The OECD is highlighting the impact of high household debt levels on economic growth, and the value of macro-prudential tools in controlling "credit over expansion" in a world where debt has grown at three times the rate of economic activity since the 1960s.
These points are raised in a policy note entitled How to restore a healthy financial sector that supports long-lasting, inclusive growth?
One of the reasons for this massive growth in credit, according to the report, is excessive financial deregulation.
The relaxing of financial regulation across OECD countries in the 40 years leading up to the Global Financial Crisis is described as beneficial for economic activity to begin with.
"Later, however, it appears to have gone too far, weakening economic fundamentals."
Other reasons given for the long-term increase in credit and slowing of growth are; bank loans growing at a faster rate than bonds; too-big-to-fail guarantees by the public authorities; lower quality credit; and a disproportionate increase in household credit compared with business credit.

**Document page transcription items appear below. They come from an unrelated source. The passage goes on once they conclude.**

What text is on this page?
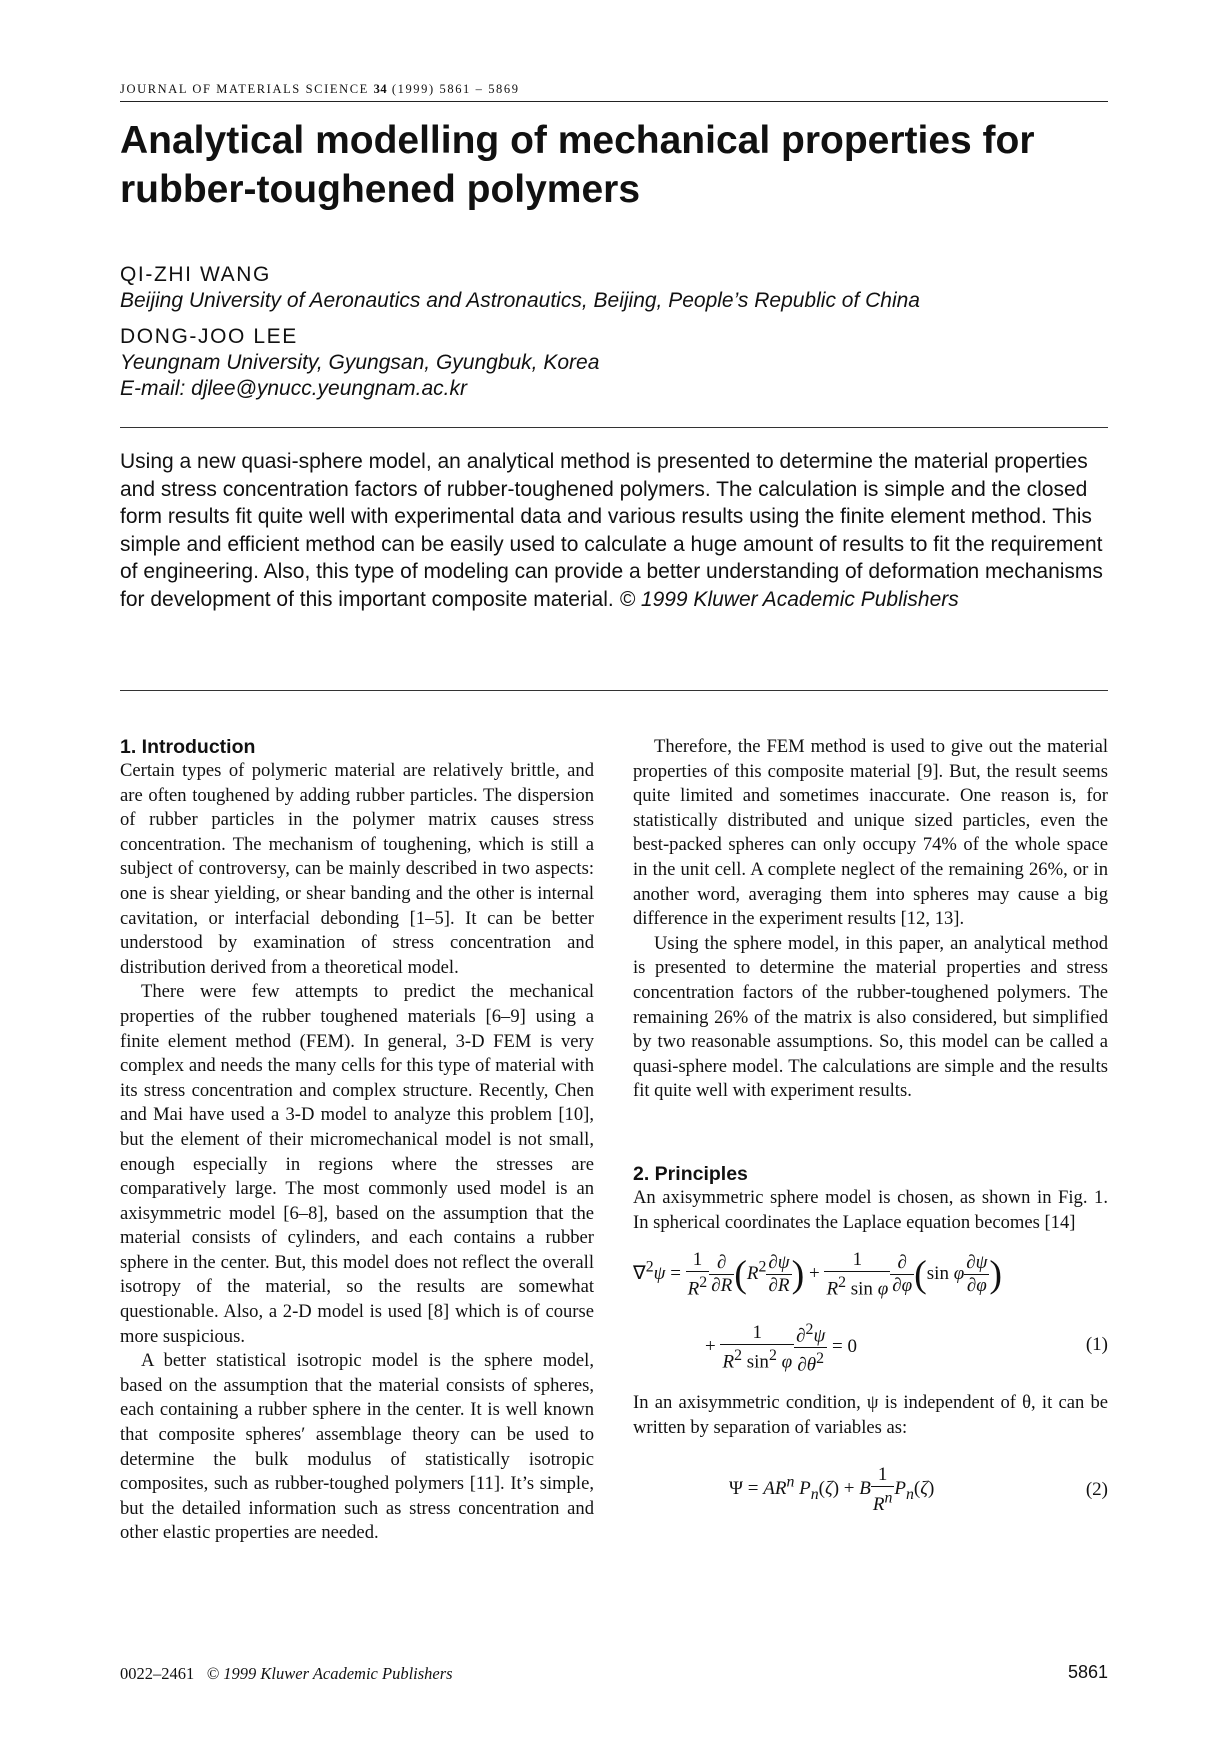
JOURNAL OF MATERIALS SCIENCE 34 (1999) 5861 – 5869
Analytical modelling of mechanical properties for rubber-toughened polymers
QI-ZHI WANG
Beijing University of Aeronautics and Astronautics, Beijing, People’s Republic of China
DONG-JOO LEE
Yeungnam University, Gyungsan, Gyungbuk, Korea
E-mail: djlee@ynucc.yeungnam.ac.kr

Using a new quasi-sphere model, an analytical method is presented to determine the material properties and stress concentration factors of rubber-toughened polymers. The calculation is simple and the closed form results fit quite well with experimental data and various results using the finite element method. This simple and efficient method can be easily used to calculate a huge amount of results to fit the requirement of engineering. Also, this type of modeling can provide a better understanding of deformation mechanisms for development of this important composite material. © 1999 Kluwer Academic Publishers

1. Introduction

Certain types of polymeric material are relatively brittle, and are often toughened by adding rubber particles. The dispersion of rubber particles in the polymer matrix causes stress concentration. The mechanism of toughening, which is still a subject of controversy, can be mainly described in two aspects: one is shear yielding, or shear banding and the other is internal cavitation, or interfacial debonding [1–5]. It can be better understood by examination of stress concentration and distribution derived from a theoretical model.

There were few attempts to predict the mechanical properties of the rubber toughened materials [6–9] using a finite element method (FEM). In general, 3-D FEM is very complex and needs the many cells for this type of material with its stress concentration and complex structure. Recently, Chen and Mai have used a 3-D model to analyze this problem [10], but the element of their micromechanical model is not small, enough especially in regions where the stresses are comparatively large. The most commonly used model is an axisymmetric model [6–8], based on the assumption that the material consists of cylinders, and each contains a rubber sphere in the center. But, this model does not reflect the overall isotropy of the material, so the results are somewhat questionable. Also, a 2-D model is used [8] which is of course more suspicious.

A better statistical isotropic model is the sphere model, based on the assumption that the material consists of spheres, each containing a rubber sphere in the center. It is well known that composite spheres′ assemblage theory can be used to determine the bulk modulus of statistically isotropic composites, such as rubber-toughed polymers [11]. It’s simple, but the detailed information such as stress concentration and other elastic properties are needed.

Therefore, the FEM method is used to give out the material properties of this composite material [9]. But, the result seems quite limited and sometimes inaccurate. One reason is, for statistically distributed and unique sized particles, even the best-packed spheres can only occupy 74% of the whole space in the unit cell. A complete neglect of the remaining 26%, or in another word, averaging them into spheres may cause a big difference in the experiment results [12, 13].

Using the sphere model, in this paper, an analytical method is presented to determine the material properties and stress concentration factors of the rubber-toughened polymers. The remaining 26% of the matrix is also considered, but simplified by two reasonable assumptions. So, this model can be called a quasi-sphere model. The calculations are simple and the results fit quite well with experiment results.

2. Principles

An axisymmetric sphere model is chosen, as shown in Fig. 1. In spherical coordinates the Laplace equation becomes [14]

$\nabla^2\psi = \frac{1}{R^2} \frac{\partial}{\partial R} (R^2 \frac{\partial\psi}{\partial R}$ ) + $\frac{1}{R^2 \sin \varphi} \frac{\partial}{\partial\varphi} (\sin$ φ $\frac{\partial\psi}{\partial\varphi}$ )
+ $\frac{1}{R^2 \sin^2 \varphi} \frac{\partial^2\psi}{\partial\theta^2} = 0$	(1)

In an axisymmetric condition, ψ is independent of θ, it can be written by separation of variables as:

$\Psi = AR^n$ $P_n(\zeta) + B \frac{1}{R^n} P_n(\zeta)$	(2)
0022–2461 © 1999 Kluwer Academic Publishers	5861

Debt's impact on economic growth is calculated
Although finance is acknowledged as a key ingredient of long-term economic growth, it can become problematic if overused, the OECD report argues.
"On average across OECD countries, a 10% of GDP increase in the stock of bank credit is associated with a 0.3% percentage point reduction in long-term growth. This conclusion holds for the long term," the report says.

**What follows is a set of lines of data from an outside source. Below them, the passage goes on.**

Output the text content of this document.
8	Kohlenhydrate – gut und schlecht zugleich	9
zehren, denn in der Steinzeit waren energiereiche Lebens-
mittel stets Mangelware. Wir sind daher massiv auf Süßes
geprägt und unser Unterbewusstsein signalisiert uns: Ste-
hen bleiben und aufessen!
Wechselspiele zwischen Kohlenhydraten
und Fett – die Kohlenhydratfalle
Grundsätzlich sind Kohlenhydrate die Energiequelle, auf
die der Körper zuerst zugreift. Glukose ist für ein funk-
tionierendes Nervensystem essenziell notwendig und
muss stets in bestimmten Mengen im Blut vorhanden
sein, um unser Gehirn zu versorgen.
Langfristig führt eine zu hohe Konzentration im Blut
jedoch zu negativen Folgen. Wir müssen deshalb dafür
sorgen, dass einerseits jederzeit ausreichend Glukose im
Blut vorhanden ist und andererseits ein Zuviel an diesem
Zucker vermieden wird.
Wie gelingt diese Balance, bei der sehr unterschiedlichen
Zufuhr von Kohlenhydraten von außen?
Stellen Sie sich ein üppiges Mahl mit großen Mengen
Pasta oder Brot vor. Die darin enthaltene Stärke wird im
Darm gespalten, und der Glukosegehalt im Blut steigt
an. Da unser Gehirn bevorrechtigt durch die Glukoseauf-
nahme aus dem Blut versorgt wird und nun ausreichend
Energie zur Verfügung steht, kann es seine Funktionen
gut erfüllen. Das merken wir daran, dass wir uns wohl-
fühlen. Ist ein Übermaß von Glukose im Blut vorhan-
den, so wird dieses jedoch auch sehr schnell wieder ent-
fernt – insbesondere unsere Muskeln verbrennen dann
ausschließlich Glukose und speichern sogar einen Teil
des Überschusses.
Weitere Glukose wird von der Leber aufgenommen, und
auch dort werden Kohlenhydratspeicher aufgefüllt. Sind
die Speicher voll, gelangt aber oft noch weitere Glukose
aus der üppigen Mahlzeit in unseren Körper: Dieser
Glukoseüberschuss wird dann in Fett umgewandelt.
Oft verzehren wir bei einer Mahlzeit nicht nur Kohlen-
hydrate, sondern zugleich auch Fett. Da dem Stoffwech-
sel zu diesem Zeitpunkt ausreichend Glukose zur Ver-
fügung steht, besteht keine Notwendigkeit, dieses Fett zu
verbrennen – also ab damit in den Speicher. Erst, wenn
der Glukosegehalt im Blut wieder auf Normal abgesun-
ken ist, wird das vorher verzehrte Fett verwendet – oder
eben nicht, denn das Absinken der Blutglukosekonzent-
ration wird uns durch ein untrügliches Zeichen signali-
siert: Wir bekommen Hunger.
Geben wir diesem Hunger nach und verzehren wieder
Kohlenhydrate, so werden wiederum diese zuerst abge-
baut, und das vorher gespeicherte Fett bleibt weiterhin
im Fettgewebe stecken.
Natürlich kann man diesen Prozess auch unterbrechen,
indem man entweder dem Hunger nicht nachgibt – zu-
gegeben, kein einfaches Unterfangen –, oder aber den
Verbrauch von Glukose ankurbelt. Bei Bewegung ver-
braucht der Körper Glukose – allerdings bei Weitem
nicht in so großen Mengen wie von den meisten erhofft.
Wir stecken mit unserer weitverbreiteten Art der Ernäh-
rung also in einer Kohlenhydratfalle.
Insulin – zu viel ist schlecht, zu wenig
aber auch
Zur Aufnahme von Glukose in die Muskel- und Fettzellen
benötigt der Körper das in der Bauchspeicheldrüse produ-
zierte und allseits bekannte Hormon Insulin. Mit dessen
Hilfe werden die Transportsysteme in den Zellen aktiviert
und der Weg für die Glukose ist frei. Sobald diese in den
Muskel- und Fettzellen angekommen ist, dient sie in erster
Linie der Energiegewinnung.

In terms of boosting economic growth, the report suggests encouraging change in "the mode of finance" away from debt and towards equity, could be "particularly powerful." This would include changing tax systems away from a "debt bias" that currently encourages corporate funding through loans rather than equity.
The chart below comes from the OECD report.
In terms of household debt, the Reserve Bank recently pointed out New Zealand's household debt as a percentage of nominal disposable income is at 160% after a big increase since the early 1990s. A 2012 working paper from the Bank For International Settlements cited New Zealand as an example of a country where a surge in private debt levels caused a drag on trend productivity growth.
The chart below comes from the Reserve Bank.
Keeping 'credit over expansion' in check
The report goes on to say macro-prudential tools, such as caps on debt-service-to-income ratios, can keep "credit over expansion" in check.
"Macro-prudential measures, however, often encounter the political economy difficulty that, at the time of their adoption, such reforms make it more difficult for buyers with limited resources to buy residential property, although this distributive effect should wane once prices adjust," the paper says.
In New Zealand the Reserve Bank has implemented one macro-prudential tool in the form of restrictions on banks' high loan-to-value ratio residential mortgage lending. In terms of debt-service-to-income ratios the Reserve Bank has been collecting data on these from banks since at least last year. In last November's Financial Stability Report it noted mortgage calculators suggested banks were willing to lend up to a multiple of more than seven times annual gross income, at least for borrowers with relatively high incomes.
But there's no debt-service-to-income ratio tool currently in the Reserve Bank's macro-prudential toolkit. And Bernard Hodgetts, head of the Reserve Bank's macro financial department, told me last month the regulator had no plans for any debt-to-income type measures.
The OECD report also argues big and fast-growing financial sectors, by sucking up many of the best and brightest employees, can influence the distribution of income.
"In Europe, financial sector employees make up 20% of the top 1% earners, but are only 4% of overall employment. The strong presence of financial sector workers among top earners is justified as long as very high productivity underpins their earnings. However, detailed econometric investigations find that financial firms pay wages well above what employees with similar profiles earn in other sectors," the report says.